Here is some background about what the groups have done so far:
Group 24 members have been communicating with preceptor Kevin Collins to understand what goes into their project, and how they are supposed to conduct a statistical data analysis of surveys that have been done in the past about topics like food deserts. Sophomore Jacob Oppenheimer told me, “I think we’re all still pretty confused at this point…we’re trying to figure out what is going on what we are supposed to be doing.” Group 24 plans to do most of their work individually, and will not be meeting much in the following weeks.
Group 25, which originally started off as Groups 13-16, was condensed after Dr. Freeland at Princeton’s Survey Research Center informed them that it was a bit too ambitious for four groups to each try and create it’s own survey, gather the data by phone, and analyze the results. Junior Ben Adams was “shocked” when Dr. Freeland predicted that it would have taken each student eighty hours of work just to gather data. With guidance from Professor Harris-Lacewell the survey groups decided to switch to a mailed survey not a phone survey, and Groups 13-16 were changed into Groups 24 and 25.
Finally, Group 25 was broken down even further so that some people would be writing survey questions (25A), others would be choosing the survey frame (25B), and the remaining members would format the survey to be sent to locals in Newark, Trenton, New Brunswick, and Camden (25C). Freshman Elle Powell remarked, “I think we’ve broken down the overall task of writing a survey into much more manageable pieces; I’m excited to get to work in a smaller group.” Next week Group 25 will meet with their subgroups because the deadline for the survey to be finished is fast approaching!

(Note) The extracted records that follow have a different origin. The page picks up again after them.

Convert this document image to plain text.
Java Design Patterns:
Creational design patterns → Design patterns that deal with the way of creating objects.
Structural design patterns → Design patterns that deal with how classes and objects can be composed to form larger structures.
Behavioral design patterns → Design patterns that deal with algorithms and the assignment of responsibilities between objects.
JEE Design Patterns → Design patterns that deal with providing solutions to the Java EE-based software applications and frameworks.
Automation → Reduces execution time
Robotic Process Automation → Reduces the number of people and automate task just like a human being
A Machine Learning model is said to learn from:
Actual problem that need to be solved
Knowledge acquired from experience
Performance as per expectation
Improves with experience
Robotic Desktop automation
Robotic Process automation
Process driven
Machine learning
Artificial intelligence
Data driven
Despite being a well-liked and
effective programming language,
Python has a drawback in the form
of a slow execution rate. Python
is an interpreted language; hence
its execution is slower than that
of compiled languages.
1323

Saturday, January 10, 2009
In various interviews with group members, many have expressed how valuable this project was to them in terms of getting hands-on knowledge of the link between food, race and health in New Jersey. A common sentiment expressed in these interviews was that one person's work was not necessarily enough to capture the complexities of these issues but that the CBLI project as a whole should turn out to be a valuable resource for Catholic Health East.